You have the resources above but who provides them and who consumes them? In the case of the providers, yes it is the physical server hardware that provides it but, to be more detailed, in vSphere resources are provided by:

  • Hosts
  • Clusters
  • Resource pools
  • Datastores
  • Datastore clusters

It’s the clusters of hosts that are usually providing resources in large enterprise virtual infrastructures and then those resources are distributed using distributed resource scheduler (DRS). In the case of storage, it’s the datastores that are clustered into datastore clusters and then the I/O utilization and the datastore capacity can be balanced, as needed, using storage distributed resource scheduler (SDRS).

But what about consumers? The whole reason you have the virtual infrastructure is to run business critical applications. Those applications are run inside vSphere virtual machines and the virtual machines are configured with a specific amount of resources. Thus, it’s the virtual machines (and their resource allocations) that are the ultimate consumers of the vSphere resources, provided by the resource providers.

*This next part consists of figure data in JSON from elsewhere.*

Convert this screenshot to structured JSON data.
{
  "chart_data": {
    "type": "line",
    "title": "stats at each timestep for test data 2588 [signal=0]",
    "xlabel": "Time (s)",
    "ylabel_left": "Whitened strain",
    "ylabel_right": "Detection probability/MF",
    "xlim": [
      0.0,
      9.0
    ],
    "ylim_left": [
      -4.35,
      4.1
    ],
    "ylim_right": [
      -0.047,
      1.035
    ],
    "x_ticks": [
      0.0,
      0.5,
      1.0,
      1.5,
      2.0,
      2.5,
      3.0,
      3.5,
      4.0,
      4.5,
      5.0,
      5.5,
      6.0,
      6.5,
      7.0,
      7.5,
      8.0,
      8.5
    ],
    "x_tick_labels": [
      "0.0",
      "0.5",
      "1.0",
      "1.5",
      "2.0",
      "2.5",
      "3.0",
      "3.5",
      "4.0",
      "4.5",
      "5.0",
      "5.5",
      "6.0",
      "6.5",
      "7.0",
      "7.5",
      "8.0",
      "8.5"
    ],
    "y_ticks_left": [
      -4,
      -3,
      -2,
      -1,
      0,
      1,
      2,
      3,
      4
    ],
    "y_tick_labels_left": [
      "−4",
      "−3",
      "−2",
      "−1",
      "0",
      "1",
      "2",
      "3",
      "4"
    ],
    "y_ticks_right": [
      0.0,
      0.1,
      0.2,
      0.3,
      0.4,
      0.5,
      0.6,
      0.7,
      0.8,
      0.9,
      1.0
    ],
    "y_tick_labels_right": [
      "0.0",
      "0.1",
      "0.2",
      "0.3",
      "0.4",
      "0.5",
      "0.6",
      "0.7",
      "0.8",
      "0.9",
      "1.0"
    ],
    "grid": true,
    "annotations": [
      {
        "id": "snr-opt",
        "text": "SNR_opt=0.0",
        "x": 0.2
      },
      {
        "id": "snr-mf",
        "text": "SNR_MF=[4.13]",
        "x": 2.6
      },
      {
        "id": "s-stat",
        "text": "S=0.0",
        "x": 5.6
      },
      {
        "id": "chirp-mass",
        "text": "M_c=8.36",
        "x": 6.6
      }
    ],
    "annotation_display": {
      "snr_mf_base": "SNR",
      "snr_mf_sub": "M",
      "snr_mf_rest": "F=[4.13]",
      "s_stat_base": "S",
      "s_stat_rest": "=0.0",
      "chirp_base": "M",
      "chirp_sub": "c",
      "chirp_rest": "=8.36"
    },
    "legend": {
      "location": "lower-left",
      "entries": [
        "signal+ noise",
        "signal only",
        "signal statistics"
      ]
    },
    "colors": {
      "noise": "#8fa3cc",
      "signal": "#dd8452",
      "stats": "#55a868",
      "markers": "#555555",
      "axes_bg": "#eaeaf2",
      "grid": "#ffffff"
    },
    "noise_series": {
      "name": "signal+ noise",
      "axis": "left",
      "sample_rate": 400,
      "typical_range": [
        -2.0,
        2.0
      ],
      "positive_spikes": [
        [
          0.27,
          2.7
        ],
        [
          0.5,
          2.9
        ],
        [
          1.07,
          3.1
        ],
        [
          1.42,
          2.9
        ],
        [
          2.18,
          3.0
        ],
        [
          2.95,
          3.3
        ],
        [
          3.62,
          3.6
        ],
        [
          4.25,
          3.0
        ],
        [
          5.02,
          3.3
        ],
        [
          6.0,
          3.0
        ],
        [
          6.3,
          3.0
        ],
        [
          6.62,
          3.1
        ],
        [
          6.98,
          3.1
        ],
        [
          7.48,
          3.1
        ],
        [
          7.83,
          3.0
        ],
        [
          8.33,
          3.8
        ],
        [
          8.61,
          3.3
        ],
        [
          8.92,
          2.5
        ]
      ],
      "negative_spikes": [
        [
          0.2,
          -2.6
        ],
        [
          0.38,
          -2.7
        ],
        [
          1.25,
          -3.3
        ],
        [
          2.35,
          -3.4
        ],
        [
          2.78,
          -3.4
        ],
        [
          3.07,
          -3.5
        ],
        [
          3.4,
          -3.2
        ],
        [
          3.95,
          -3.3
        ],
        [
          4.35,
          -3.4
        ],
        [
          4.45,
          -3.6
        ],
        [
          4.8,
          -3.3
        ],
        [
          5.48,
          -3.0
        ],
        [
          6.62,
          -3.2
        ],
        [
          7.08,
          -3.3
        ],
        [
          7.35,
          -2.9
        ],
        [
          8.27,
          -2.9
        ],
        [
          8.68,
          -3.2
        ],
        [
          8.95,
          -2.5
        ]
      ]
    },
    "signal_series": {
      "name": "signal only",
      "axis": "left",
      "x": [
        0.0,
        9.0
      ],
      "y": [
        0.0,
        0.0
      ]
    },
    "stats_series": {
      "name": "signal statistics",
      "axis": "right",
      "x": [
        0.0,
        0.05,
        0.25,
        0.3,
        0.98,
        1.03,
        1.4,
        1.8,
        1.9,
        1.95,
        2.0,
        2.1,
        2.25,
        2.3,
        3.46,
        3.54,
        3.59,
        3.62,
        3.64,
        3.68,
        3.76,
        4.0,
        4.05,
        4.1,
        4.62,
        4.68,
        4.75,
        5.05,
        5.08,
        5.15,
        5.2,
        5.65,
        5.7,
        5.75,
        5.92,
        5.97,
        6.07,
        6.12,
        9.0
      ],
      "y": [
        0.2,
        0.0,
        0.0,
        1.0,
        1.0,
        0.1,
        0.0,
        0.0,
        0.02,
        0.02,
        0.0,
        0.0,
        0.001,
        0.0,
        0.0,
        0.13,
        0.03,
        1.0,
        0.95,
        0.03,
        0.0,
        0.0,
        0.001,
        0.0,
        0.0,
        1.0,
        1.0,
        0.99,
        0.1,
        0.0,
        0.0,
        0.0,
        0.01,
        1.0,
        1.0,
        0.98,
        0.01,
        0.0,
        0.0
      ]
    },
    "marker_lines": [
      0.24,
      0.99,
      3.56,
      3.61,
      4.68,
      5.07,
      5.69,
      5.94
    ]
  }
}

Why Manage Your Resources?

We talked earlier about why it’s important to manage resources, in general. If you don’t, apps run slow and (if it goes on for too long) you lose your job, right? To be more specific, the reasons that resource management are so important are for:

  • Performance isolation – while the virtual infrastructure is a shared resource, you still need to ensure that your VMs and applications have predictable performance. You can’t have apps run great one day, poor the next, and just say “oh well, it’s a shared resource, nothing I can do about it’. Instead, you need to ensure that active VMs don’t monopolize the resources and slow down the performance of other, even less active, VMs. Of course, this is especially true if you have different types of workloads. For example, a file transfer server and a virtual desktop used by an end user would be likely to compete with one another. When a heavy file transfer load is happening, it’s likely that the virtual desktop would run slow. For this reason, you need to configure clusters, resource pools, and shares (discussed more later).
  • Efficient utilization – one of your goals of consolidation with virtualization was to maximize the server investment. You need to manage your resources simply to ensure that this continues. For example, you want to make sure that virtual machines are “right sized”, meaning that VMs that need resources don’t have too few and VMs that don’t need as many resources aren’t allocated too much (creating waste).
  • Meet service level agreements (SLA) – whether you are managing a physical or virtual infrastructure, you need to ensure that your customers are happy. Perhaps you have formal agreements with customers about their performance expectations, perhaps not. Either way, you need to know what normal and acceptable performance is (as documented in a baseline) and then monitor the infrastructure over time to ensure it doesn’t deviate from that acceptable level.

What is Admission Control?

You may have heard the term “admission control” when used with vSphere resource management. In vSphere with high availability (HA) features, there is the concept of admission control. For virtual machines to be powered on, and “admitted” to the cluster, there must be resources available to fulfill the needs of HA cluster. In other words, the admission control is there to prevent the HA cluster from being overloaded and not being able to power on the machines it aims to protect. While some people do disable admission control, it’s not recommended.

Summary

Managing resources in vSphere isn’t something that is optional. While many admins overlook resource management, sooner or later, they will be forced to look at it when they have a resource problem. It’s better to take the time to understand resource management, know your infrastructure, know your applications, and develop a performance baseline ahead of time than to do “damage control” when resource contention arises.